Methodological Strengths
- Systematic search across multiple databases with PROSPECT methodology and RoB 2 bias assessment.
- Procedure-specific synthesis enabling actionable recommendations.
Limitations
- Heterogeneity among included RCTs in techniques, dosing, and outcome measures.
- Evidence primarily short-term; limited data on long-term opioid use or chronic pain.
Future Directions: Head-to-head RCTs comparing TAP techniques, dose-finding for local anesthetics, and pragmatic implementation studies on opioid-sparing ERAS pathways in bariatric populations.

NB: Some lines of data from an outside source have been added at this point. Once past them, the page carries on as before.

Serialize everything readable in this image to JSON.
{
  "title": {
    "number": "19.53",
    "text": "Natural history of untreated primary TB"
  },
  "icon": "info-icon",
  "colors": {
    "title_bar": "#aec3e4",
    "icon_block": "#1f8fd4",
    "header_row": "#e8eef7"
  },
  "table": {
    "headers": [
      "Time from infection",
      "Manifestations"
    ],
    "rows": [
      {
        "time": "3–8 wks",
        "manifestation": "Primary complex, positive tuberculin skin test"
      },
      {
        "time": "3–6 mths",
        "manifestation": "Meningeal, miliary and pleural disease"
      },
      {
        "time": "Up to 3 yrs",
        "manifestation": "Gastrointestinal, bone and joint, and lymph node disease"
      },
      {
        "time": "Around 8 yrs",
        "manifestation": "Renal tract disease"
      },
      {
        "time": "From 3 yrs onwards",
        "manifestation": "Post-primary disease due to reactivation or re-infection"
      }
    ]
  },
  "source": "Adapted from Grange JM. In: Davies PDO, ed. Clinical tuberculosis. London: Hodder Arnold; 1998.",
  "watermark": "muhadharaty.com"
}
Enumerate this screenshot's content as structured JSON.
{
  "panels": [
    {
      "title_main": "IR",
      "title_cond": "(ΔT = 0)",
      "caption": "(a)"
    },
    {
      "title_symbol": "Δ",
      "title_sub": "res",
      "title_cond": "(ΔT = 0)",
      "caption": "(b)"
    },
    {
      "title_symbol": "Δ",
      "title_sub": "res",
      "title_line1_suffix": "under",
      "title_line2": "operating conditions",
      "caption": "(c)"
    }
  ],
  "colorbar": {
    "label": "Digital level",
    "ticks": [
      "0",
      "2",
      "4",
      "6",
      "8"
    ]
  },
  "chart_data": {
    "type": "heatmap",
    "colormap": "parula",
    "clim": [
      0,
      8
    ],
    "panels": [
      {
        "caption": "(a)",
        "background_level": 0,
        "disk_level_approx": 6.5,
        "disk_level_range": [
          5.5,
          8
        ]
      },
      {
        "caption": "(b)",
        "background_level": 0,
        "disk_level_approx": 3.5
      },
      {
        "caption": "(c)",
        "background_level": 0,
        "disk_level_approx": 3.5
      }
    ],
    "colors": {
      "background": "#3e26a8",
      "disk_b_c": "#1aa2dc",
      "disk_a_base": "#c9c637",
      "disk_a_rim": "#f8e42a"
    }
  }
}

BACKGROUND: Bariatric surgery, particularly laparoscopic sleeve gastrectomy, is an effective and pivotal treatment for obesity. Patients undergoing laparoscopic sleeve gastrectomy commonly experience moderate pain in the immediate postoperative period. Therefore, optimal pain management is crucial. OBJECTIVE: The aim of this review was to update the recommendations for pain management following laparoscopic sleeve gastrectomy, building upon the 2019 guidelines. DESIGN: A systematic review was conducted using the PROSPECT methodology. DATA SOURCES: Randomised controlled clinical trials (RCTs) and systematic reviews concerning analgesic, anaesthetic and operative interventions, focusing on pain management for patients undergoing laparoscopic sleeve gastrectomy, were identified through searches in MEDLINE, EMBASE and Cochrane Databases from September 2018 until February 2024. Primary outcome included pain scores. We used the Rob 2 tool as our method to assess the risk of bias in the included studies. RESULTS: The previous review included data from 18 RCTs. Since then, 188 eligible studies were identified, of which 39 RCTs and two meta-analyses met our inclusion criteria. In addition to paracetamol and NSAIDs or cyclooxygenase (COX)-2 specific inhibitors, ultrasound or laparoscopic-guided bilateral transversus abdominis plane (TAP) blocks and port-site local anaesthetic infiltration are recommended. In addition, intra-operative intravenous dexamethasone is recommended for analgesia and prevention of postoperative nausea and vomiting. Opioids are reserved for rescue treatment. CONCLUSIONS: This systematic review identified an evidence-based analgesic regimen for laparoscopic sleeve gastrectomy. Our current recommendations differ from the previous ones in that a TAP block is now recommended, and gabapentinoids are no longer advised. PROSPERO REGISTRATION NUMBER: CRD42023487108.